The great majority of apps built for Windows 8.1/Windows Phone 8.1 work on Windows 10 as-is – no changes required what so ever. But what if you want to leverage the new APIs provided by Windows 10 such as the inking API while still supporting the Windows 8.1 version of your app? Or you might be among the few unfortunate ones who have been using some API deprecated on Windows 10; UserInformation class no longer works on Windows 10 but you have to use the User class instead. How to do that without duplicating the code base and having two completely separate app projects to maintain? In this article I’ll describe two approaches to do that.
Shared code and assets in portable project
The first approach is to include all the shared code (in practice that can be almost all of your code) to a separate portable project in your Windows 8.1 solution. First you need to create the project: Right click your solution in the solution explorer, hover on Add and select New Project…
Use Class Library as the project type, name it and hit OK.
Drag all the code and asset files you want to share between both the Windows 8.1 and Windows 10 app to the newly created Class Library project.
Note that if you have a solution that supports both Windows 8.1 and Windows Phone 8.1, you have to have at least a partial main page (the page you navigate to in the start-up) in the original Windows 8.1 and Windows Phone 8.1 projects. This due to the fact that you can’t add a reference to your Class Library project in the Shared (Windows 8.1/Windows Phone 8.1) project where your App class lives. And without the reference you can’t make your app to navigate to a page defined in your Class Library project in the start-up. Makes sense? Ok, cool, let’s carry on…
Now that we have the code moved to the Class Library project, we must add it as a reference to the other projects so that we can access the classes and assets. Right click the References under the projects in the solution explorer and select Add Reference…
On Projects tab you should now find the Class Library project. Check the checkbox and click OK.
Now fix any minor problems you may have and once your app builds and runs it is time to move on to work on the Windows 10 solution. Create a new Universal Windows 10 application project and add the Class Library project containing the shared code to the Windows 10 solution as an existing project:
Add the Class Library project as a reference to your main Windows 10 project (as explained before), make your main project to use the shared code and you’re all set! Fine – I realize it’s not often this simple and you need to do some tweaking to get all the other dependencies working and so on, but these are the first steps to take.

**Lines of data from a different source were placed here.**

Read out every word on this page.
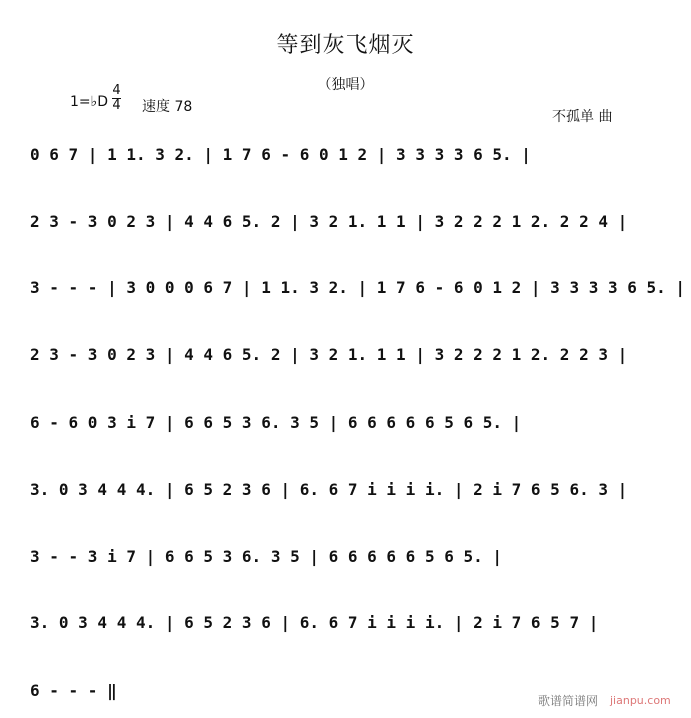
等到灰飞烟灭
（独唱）
1=♭D
4
4 速度 78
不孤单 曲
0 6 7 | 1 1. 3 2. | 1 7 6 - 6 0 1 2 | 3 3 3 3 6 5. |
2 3 - 3 0 2 3 | 4 4 6 5. 2 | 3 2 1. 1 1 | 3 2 2 2 1 2. 2 2 4 |
3 - - - | 3 0 0 0 6 7 | 1 1. 3 2. | 1 7 6 - 6 0 1 2 | 3 3 3 3 6 5. |
2 3 - 3 0 2 3 | 4 4 6 5. 2 | 3 2 1. 1 1 | 3 2 2 2 1 2. 2 2 3 |
6 - 6 0 3 i 7 | 6 6 5 3 6. 3 5 | 6 6 6 6 6 5 6 5. |
3. 0 3 4 4 4. | 6 5 2 3 6 | 6. 6 7 i i i i. | 2 i 7 6 5 6. 3 |
3 - - 3 i 7 | 6 6 5 3 6. 3 5 | 6 6 6 6 6 5 6 5. |
3. 0 3 4 4 4. | 6 5 2 3 6 | 6. 6 7 i i i i. | 2 i 7 6 5 7 |
6 - - - ‖
歌谱简谱网 jianpu.com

If you now want to extend the app on Windows 10 by utilizing the cool new APIs, you need to add that specific code to the main project. You can’t, of course, access the code in the main project from the shared code (for many reasons, one being that this would create a circular dependency), but one solution is to define interfaces in the shared code and providing the implementations from the main project. See my example, namely IUserInformationHelper interface in the Class Library, Windows 10 UserInformationHelper implementation and App.xaml.cs where the implementation is provided.
- Allows management of the shared code as a single project
- Other dependencies (Nuget packages and such) may cause problems e.g. if they aren’t as universal and work only on Windows 8.1 and not on Windows 10
- You cannot use conditional preprocessing blocks in the shared code (#if) to target a specific platform since the compilation symbols are also shared
Shared code and asset files as links
Another way of sharing code between solutions is adding the code and asset files as links. Using links you don’t have to change your existing solution. Simply create a new – in this case – Windows 10 application project and start adding the files from your existing Windows 8.1 solution. Right click your new project in the solution explorer, hover on Add and select Existing Item… Then browse the Windows 8.1 solution folder containing the files you want to add, select the files and click Add As Link:
The files are now shown in your solution explorer. However, they are not physically in your new project but exist in the Windows 8.1 application project folder. Any changes you make to these files will also appear in both projects.
While adding the files individually can be tedious, the benefit here is that you can take advantage of conditional preprocessing blocks in C# code:
#if WINDOWS_UWP // Have your Windows 10 specific code here #else // Have your Windows 8.1 specific code here #endif
- Conditional preprocessing blocks and compilation symbols can be used
- Dependencies to additional libraries and Nuget packages are easier to maintain
- Adding platform specific features, e.g. new Windows 10 APIs, is trivial
- Adding/removing shared code and asset files needs to be done in both solutions separately
An example for using the both approaches featured in this article can be found here in GitHub.